Today’s technology allows for a selection of image file formats, including JPG, GIF, TIFF, BMP, PSD, RAW, PNG, EPS, PDF, and others in a seemingly endless alphabet soup of abbreviations and acronyms.
You can find many good reasons and bad reasons for selecting any of these file formats. However, from a genealogist’s point of view, there are two significant issues to deal with: image size and image compression.
NOTE: PDF files have unique advantages and disadvantages for both digital pictures and for documents. I will write about PDF separately later in this article.
Image size has been an issue since the first scanned images were stored on a computer, back in the vacuum tube days. In this case, the physical size of the picture is not the issue, but the size of the file you create was very important. That is, the problem revolved around the number of bytes required to store a faithful reproduction of the original image.
Not many years ago, disk drives were expensive. Luckily, that problem is disappearing as the price per byte of storage has plummeted in the past few decades. Prices for one-terabyte disk drives have now dropped to the $50 range, a price undreamed of only a few years ago. It is now cost-effective to store hundreds of thousands of very large digital image files. Prices for disk storage are still dropping nearly every week.

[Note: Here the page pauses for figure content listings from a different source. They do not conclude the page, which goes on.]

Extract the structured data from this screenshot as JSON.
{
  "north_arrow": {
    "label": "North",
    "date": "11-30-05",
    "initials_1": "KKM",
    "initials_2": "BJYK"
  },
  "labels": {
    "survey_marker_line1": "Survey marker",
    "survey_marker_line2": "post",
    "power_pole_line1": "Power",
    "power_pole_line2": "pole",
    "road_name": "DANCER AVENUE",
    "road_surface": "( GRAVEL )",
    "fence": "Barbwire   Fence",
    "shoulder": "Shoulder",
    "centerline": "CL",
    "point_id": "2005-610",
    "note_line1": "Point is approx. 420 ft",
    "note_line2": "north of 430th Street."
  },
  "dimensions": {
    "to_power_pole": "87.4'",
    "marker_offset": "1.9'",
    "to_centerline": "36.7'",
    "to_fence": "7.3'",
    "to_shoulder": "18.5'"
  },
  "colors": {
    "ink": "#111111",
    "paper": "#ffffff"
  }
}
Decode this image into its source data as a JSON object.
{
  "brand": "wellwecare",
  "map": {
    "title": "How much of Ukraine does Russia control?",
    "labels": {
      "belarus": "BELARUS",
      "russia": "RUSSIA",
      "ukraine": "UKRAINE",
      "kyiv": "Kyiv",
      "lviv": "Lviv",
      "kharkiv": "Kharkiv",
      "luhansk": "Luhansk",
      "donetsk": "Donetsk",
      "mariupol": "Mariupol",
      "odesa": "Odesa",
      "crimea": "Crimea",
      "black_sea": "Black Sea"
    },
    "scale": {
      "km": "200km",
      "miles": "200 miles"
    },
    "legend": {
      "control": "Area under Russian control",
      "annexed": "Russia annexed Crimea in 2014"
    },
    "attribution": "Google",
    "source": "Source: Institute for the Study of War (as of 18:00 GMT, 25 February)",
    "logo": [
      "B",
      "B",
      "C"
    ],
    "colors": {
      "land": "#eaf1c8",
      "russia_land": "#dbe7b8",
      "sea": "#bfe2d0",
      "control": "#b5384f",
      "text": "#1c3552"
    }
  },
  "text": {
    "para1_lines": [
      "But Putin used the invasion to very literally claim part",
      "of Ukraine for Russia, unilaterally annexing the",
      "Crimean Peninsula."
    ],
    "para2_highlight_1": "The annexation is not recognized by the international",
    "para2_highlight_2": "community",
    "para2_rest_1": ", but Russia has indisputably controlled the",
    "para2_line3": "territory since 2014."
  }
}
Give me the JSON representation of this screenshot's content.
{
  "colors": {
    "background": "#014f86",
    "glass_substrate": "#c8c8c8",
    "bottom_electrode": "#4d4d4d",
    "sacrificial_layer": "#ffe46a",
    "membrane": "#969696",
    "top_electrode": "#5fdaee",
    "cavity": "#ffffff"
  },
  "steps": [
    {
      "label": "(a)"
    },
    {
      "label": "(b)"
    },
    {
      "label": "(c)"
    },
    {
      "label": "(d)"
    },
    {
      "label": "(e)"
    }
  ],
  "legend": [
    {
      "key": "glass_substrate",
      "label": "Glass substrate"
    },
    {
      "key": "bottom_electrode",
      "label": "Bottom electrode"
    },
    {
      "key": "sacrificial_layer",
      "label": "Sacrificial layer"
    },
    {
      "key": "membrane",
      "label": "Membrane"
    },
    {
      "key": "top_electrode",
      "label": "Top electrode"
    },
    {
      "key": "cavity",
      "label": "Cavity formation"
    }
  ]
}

However, file size remains an issue when transferring those files to another computer or when inserting images into a web page. Not everyone uses high-speed, multi-megabyte-per-second Internet connections. Next, even those who do use such high-speed connections find that including very large digital images in a web page results in slow performance. A high-resolution picture also might not display properly inside a web page. Such a picture might fill the entire screen or even “overflow” the screen, leaving no space for text, links, and other information in the web page. Finally, sending a hundred or so old family photographs to a cousin can be a painstaking effort if the files are very large.
Image file size, expressed as the number of bytes, increases with the number of pixels composing an image and the color depth of the pixels. The greater the number of rows and columns, the greater the image resolution and the larger the file. Also, each pixel of an image increases in size when its color depth increases: an 8-bit pixel (1 byte) stores 256 colors, and a 24-bit pixel (3 bytes) stores 16 million colors. Most color images these days are stored as 16-bit or, even better, as 24-bit colors. However, if the original picture is large (perhaps 8-by-10 inches or larger) and is scanned as a high-resolution image, the resultant digital image can be huge.